16 January 2008

Tendring Topics

                  The Tendring Talking Times

 

            One of the most valuable of the local charities in this area of north-east Essex is the 'Tendring Talking Times'.   This is a 'talking' newspaper (actually an audio tape) sent weekly free of charge to every blind or visually impaired person within the Tendring District.  It enables folk who are no longer able to read, to keep up with local news and local opinion.   One of its regular features is 'Thought for the Week' a kind of five-minute sermon supplied by a member of one or other of the Christian traditions within our area.

 

            I was at one time a regular contributor to the Tendring Talking Times but had to give it up three years ago when I became a full-time carer for my then-disabled wife.

 

            A month or two ago though, I was asked if I would again supply a 'Thought for the Week'.  In view of my reduced mobility, a tape recorder would be brought to my home for that purpose.  I agreed and duly made my recording, which was included in the following issue of the Tendring Talking Times. 

 

            It has now occurred to me that my message might well be of interest beyond the recipients of Tendring Talking Times and I am therefore including it as a Tendring Topic on this blog.  Here it is:

 

 

Somebody once said that no matter how long you lived, the longest half of your life was the first twenty years.  Certainly, now that I am in my mid-eighties, the first two decades of my life do seem to loom larger, and hold more deeply etched memories than any later period.

 

I was born in 1921 so you'll realize that my first eighteen years were spent in the 1920s and 1930s, that uneasy period after World War I and before World War II   made its violent impact on all our lives..  For some it was an era of peace and prosperity – for others it was a time of starvation wages, unemployment and grinding poverty.

 

One big difference between those days and ours was our attitude to morality, to what is right and what is wrong, to what is good and what is evil.

 

Some folk of my generation will simply say that there's no doubt about it – we were all better behaved in those days.  I don't think that it is quite as simple and straightforward as that.  We had different ideas about what was – and what was not – morally important.

 

By today's standards many of us in the 1920s and '30s were quite casually and unconsciously racist.  We didn't, like the Nazis in Germany, arrogantly go round proclaiming the fact, but we were quietly convinced that the English were superior to any other race in the world and that England was superior to any other country.  We were, of course, far superior to all our European neighbours – and we had done the world a great service by creating the British Empire.

 

There was too, a great deal of taken-for-granted brutality and cruelty in those days.  Few people – none that I knew – questioned capital punishment or the flogging of adults and birching of juveniles for certain offences.   The cane was widely used in both primary and secondary schools and at home some parents punished their children, not with a bad-tempered slap in response to some particular naughtiness (I've done that myself!) but with systematic beating with a cane or strap.

 

There was casual cruelty to animals and birds too.  It seemed to occur to no-one that it was cruel to confine wild animals in small cages and teach them to do tricks.

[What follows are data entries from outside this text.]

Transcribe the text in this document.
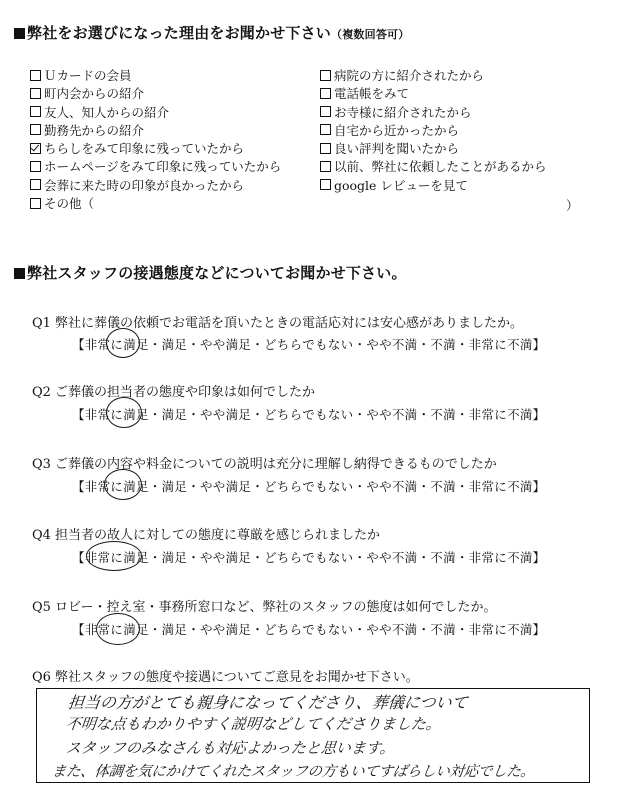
弊社をお選びになった理由をお聞かせ下さい（複数回答可）
Ｕカードの会員
町内会からの紹介
友人、知人からの紹介
勤務先からの紹介
ちらしをみて印象に残っていたから
ホームページをみて印象に残っていたから
会葬に来た時の印象が良かったから
その他（
病院の方に紹介されたから
電話帳をみて
お寺様に紹介されたから
自宅から近かったから
良い評判を聞いたから
以前、弊社に依頼したことがあるから
google レビューを見て
）
弊社スタッフの接遇態度などについてお聞かせ下さい。
Q1 弊社に葬儀の依頼でお電話を頂いたときの電話応対には安心感がありましたか。
【非常に満足・満足・やや満足・どちらでもない・やや不満・不満・非常に不満】
Q2 ご葬儀の担当者の態度や印象は如何でしたか
【非常に満足・満足・やや満足・どちらでもない・やや不満・不満・非常に不満】
Q3 ご葬儀の内容や料金についての説明は充分に理解し納得できるものでしたか
【非常に満足・満足・やや満足・どちらでもない・やや不満・不満・非常に不満】
Q4 担当者の故人に対しての態度に尊厳を感じられましたか
【非常に満足・満足・やや満足・どちらでもない・やや不満・不満・非常に不満】
Q5 ロビー・控え室・事務所窓口など、弊社のスタッフの態度は如何でしたか。
【非常に満足・満足・やや満足・どちらでもない・やや不満・不満・非常に不満】
Q6 弊社スタッフの態度や接遇についてご意見をお聞かせ下さい。
担当の方がとても親身になってくださり、葬儀について
不明な点もわかりやすく説明などしてくださりました。
スタッフのみなさんも対応よかったと思います。
また、体調を気にかけてくれたスタッフの方もいてすばらしい対応でした。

We small boys were avid collectors of birds' eggs.  It was OK, teachers at school assured us, provided that we left at least three eggs in the nest. Birds, so we were told, could only add up to three!

 

These attitudes have, for the most part, disappeared, and few will mourn their  passing.  However, in the '20s and '30s there were also very different attitudes towards certain other aspects of human behaviour.

 

It is nowadays considered quite normal – even wise – for a young couple to live together as man and wife before deciding to marry – or possibly deciding never to marry.   In the '20s and '30s that was anathema.  It was considered to be 'living in sin!' 

 

Today, teenage sex is taken for granted.  In my day 'getting a girl into trouble', as we called it, was about the most shameful thing that a young man could do. Today, sex education, including the best and most effective methods of contraception is part of the school curriculum and is taught in mixed classes.

 

In the '20s and '30s the very idea of this would have caused outrage and horror.  Yet I suspect that there are many more teenage pregnancies now than there ever were in those unenlightened days.

 

Clearly there has been a revolutionary change over the years in our society about what is right and what is wrong.  The situation is complicated by the fact that we now have in our midst a considerable number of adherents of religious faiths whose moral codes may differ from those to which we are accustomed.

 

Is there then, no absolute right and wrong?  Does good and evil depend  entirely upon majority opinion in any community at any given time?

 

Perhaps at different times and in different communities, it may be right to place greater or less emphasis on this or that aspect of morality.  I believe though that there is at least one moral imperative that is, always has been, and always will be, valid for all communities and adherents of every religious faith – and those who have no faith at all.

 

It is from Jesus Christ's Sermon on the Mount and is to be found in St. Matthew's Gospel Chapter 7 verse 12.   I generally prefer the old King James' Bible, with which I am familiar since childhood, to modern versions.  I have to say though that J. B. Phillips' translation, made in the 1950s, gives Our Lord's words greater clarity and emphasis.

 

Here they are:

 

Treat other people exactly as you would like to be treated by them – this is the essence of all true religion.

 

Perhaps I may add that, in my opinion, the converse is at least equally important.

 

Do not treat other people as you would hate them to treat you.

These words do not provide an easy answer to every problem of human behaviour but – my word – the world would be a happier place if more people heeded them more often!

  

 

1 comment:

jmk said...

Thank you, Ernest. When I got to the bit about your "Thought for the Week" I must admit I felt a twinge of jealousy. I'm so glad you included it here.